The National Museum of American Jewish History will be the exclusive East Coast venue for an exhibition paying tribute to Holocaust survivor and music impresario Bill Graham.
Some 31 years after music impresario Bill Graham rocked the world with Live Aid, a benefit concert held simultaneously in Philadelphia and London, he’s coming back.
The National Museum of American Jewish History announced it was designated as the exclusive East Coast venue for an exhibition that will pay tribute to the Holocaust survivor who died in a 1991 helicopter crash.
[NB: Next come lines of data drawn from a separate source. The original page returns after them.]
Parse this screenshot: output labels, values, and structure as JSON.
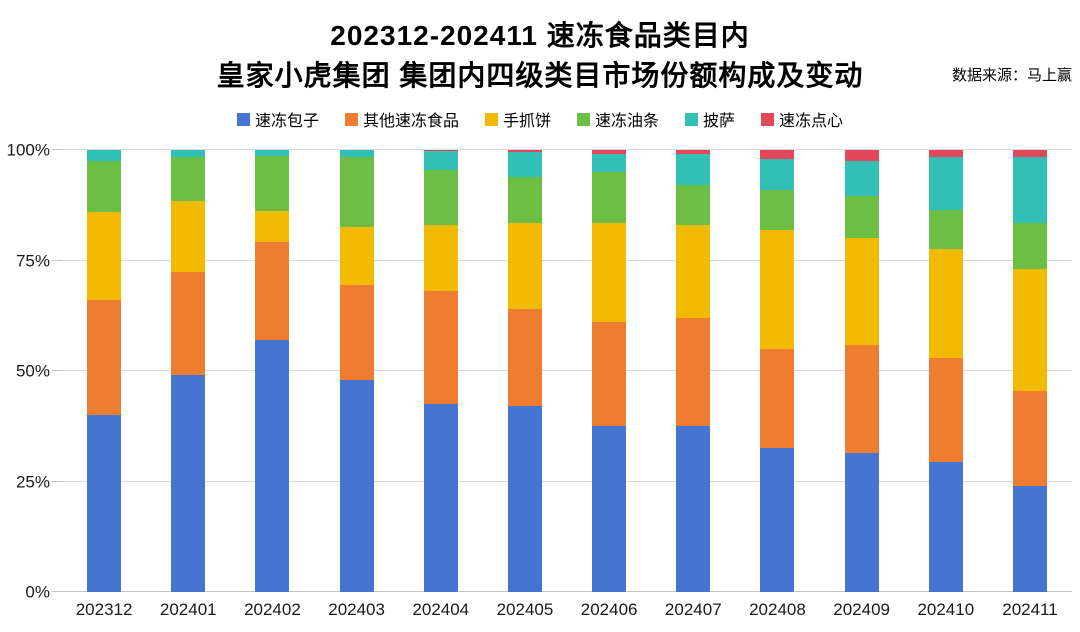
{
  "header": {
    "title_line1": "202312-202411 速冻食品类目内",
    "title_line2": "皇家小虎集团 集团内四级类目市场份额构成及变动",
    "source": "数据来源：马上赢"
  },
  "chart_data": {
    "type": "bar",
    "stacked": true,
    "unit": "percent",
    "title": "202312-202411 速冻食品类目内 皇家小虎集团 集团内四级类目市场份额构成及变动",
    "xlabel": "",
    "ylabel": "",
    "ylim": [
      0,
      100
    ],
    "grid": true,
    "legend_position": "top",
    "yticks": [
      "0%",
      "25%",
      "50%",
      "75%",
      "100%"
    ],
    "categories": [
      "202312",
      "202401",
      "202402",
      "202403",
      "202404",
      "202405",
      "202406",
      "202407",
      "202408",
      "202409",
      "202410",
      "202411"
    ],
    "series": [
      {
        "name": "速冻包子",
        "color": "#4575D0",
        "values": [
          40,
          49,
          57,
          48,
          42.5,
          42,
          37.5,
          37.5,
          32.5,
          31.5,
          29.5,
          24
        ]
      },
      {
        "name": "其他速冻食品",
        "color": "#EE7D31",
        "values": [
          26,
          23.5,
          22.2,
          21.5,
          25.5,
          22,
          23.5,
          24.5,
          22.5,
          24.5,
          23.5,
          21.5
        ]
      },
      {
        "name": "手抓饼",
        "color": "#F2BB02",
        "values": [
          20,
          16,
          7,
          13,
          15,
          19.5,
          22.5,
          21,
          27,
          24,
          24.5,
          27.5
        ]
      },
      {
        "name": "速冻油条",
        "color": "#6CBE45",
        "values": [
          11.5,
          10,
          12.5,
          16,
          12.5,
          10.5,
          11.5,
          9,
          9,
          9.5,
          9,
          10.5
        ]
      },
      {
        "name": "披萨",
        "color": "#32BFB6",
        "values": [
          2.5,
          1.5,
          1.3,
          1.5,
          4.2,
          5.5,
          4,
          7,
          7,
          8,
          12,
          15
        ]
      },
      {
        "name": "速冻点心",
        "color": "#E3485A",
        "values": [
          0,
          0,
          0,
          0,
          0.3,
          0.5,
          1,
          1,
          2,
          2.5,
          1.5,
          1.5
        ]
      }
    ],
    "colors": {
      "gridline": "#d9d9d9",
      "baseline": "#c3c3c3",
      "axis_text": "#1a1a1a"
    }
  }
}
Bill Graham and the Rock & Roll Revolution will run from Sept. 16 through Jan. 16, 2017. It will bring back to life the story of the man regarded as one of the greatest concert promoters in history, who played a pivotal role in the careers of such legends as the Grateful Dead, Jefferson Airplane, Janis Joplin, Jimi Hendrix, Santana, Fleetwood Mac, The Who, Led Zeppelin, The Doors and The Rolling Stones.
But his work with Live Aid, which began at London’s Wembley Stadium on July 13, 1985 at 7 a.m. eastern time then was joined nearly two hours later at Philadelphia’s JFK Stadium and continued for over 16 hours was his crowning achievement.
Artists performing at JFK that day included Joan Baez, Madonna, Tom Petty, Bob Dylan, Mick Jagger, Crosby Stills & Nash, a reunited Led Zeppelin, Teddy Pendergrass and Tina Turner. Another highlight was an appearance by Phil Collins, who had performed earlier in the day at Wembley, then taken the Concorde to Philadelphia in order to perform at both sites.
The man born Wulf Wolodia Grajonca in Berlin in 1931 was inducted into the Rock & Roll Hall of Fame in 1992.